Dismissed Kumba Iron Ore workers arrived to picket at the National Union of Mineworkers (NUM) head office in Johannesburg on Monday.

"We are at the doors of the union, we are not fighting. We want national to assist us very urgently to get our jobs back," said Phenyo Ohentswe, spokesman for the group from Kuruman, in the Northern Cape.

"The branch and the region are dragging their feet on our case. We have lost properties and our children are no longer in school since we were dismissed in October last year."

He said 120 workers had been fired for not attending disciplinary hearings.

"The workers are innocent. The hearings were not communicated to us."

He said they had travelled more than 700km to plead with the national leaders of the NUM to talk to the company about reinstating them.

"We are not fighting. We want help from the national office."
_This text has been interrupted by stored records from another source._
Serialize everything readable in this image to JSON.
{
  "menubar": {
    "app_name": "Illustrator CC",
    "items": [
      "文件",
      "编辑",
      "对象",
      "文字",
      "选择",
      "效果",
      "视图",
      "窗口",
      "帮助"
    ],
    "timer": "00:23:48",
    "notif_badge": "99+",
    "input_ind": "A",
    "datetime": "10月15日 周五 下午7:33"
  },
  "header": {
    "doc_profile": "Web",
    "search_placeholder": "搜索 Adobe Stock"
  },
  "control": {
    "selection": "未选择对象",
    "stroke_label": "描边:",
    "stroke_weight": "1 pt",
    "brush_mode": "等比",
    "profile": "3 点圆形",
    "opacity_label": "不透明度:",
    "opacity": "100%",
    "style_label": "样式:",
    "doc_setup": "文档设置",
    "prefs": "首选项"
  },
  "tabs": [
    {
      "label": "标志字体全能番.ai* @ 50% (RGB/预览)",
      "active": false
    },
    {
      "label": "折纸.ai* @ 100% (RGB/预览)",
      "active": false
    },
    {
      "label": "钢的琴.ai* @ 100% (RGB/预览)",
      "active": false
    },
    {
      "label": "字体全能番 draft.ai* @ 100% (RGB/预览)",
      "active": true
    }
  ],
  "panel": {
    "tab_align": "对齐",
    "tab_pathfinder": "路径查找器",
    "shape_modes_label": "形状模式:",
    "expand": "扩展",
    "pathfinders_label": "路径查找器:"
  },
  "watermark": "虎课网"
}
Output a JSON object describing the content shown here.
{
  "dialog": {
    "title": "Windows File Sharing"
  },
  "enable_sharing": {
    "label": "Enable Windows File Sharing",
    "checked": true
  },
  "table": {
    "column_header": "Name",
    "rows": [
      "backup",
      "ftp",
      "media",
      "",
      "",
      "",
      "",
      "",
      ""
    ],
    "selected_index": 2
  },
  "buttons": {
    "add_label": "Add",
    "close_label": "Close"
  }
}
NUM spokesman Lesiba Seshoka said the union had intervened and that some workers had been reinstated.

"The union could only talk on labour matters. Some of them are still appearing in court. We cannot negotiate with the magistrate to release them," he said.

Seshoka said the workers seized mine machinery during an illegal strike last year, and refused to listen to the union's plea that they go back to work.

"This was a serious offence [seizing mine machinery]. We talked to them at that time they did not want to listen."

The workers went on a wildcat strike in October, demanding a monthly salary of R15,000 for all Kumba employees.

They seized heavy mining equipment including giant trucks and bulldozers.

The police recovered the equipment and arrested 40 workers.

Seshoka said some of the workers had moved their membership to the Association of Mineworkers and Construction Union (Amcu), but now that they were in trouble they wanted the NUM to intervene.

Their strike followed wildcat strikes in the platinum and gold sectors, where workers ditched their union representation and decided to elect a committee of workers to negotiate for them.

At Lonmin Mine in Marikana, outside Rustenburg, workers obtain huge increases in September, after a violent strike in which 44 people died, 34 of them at the hands of the police.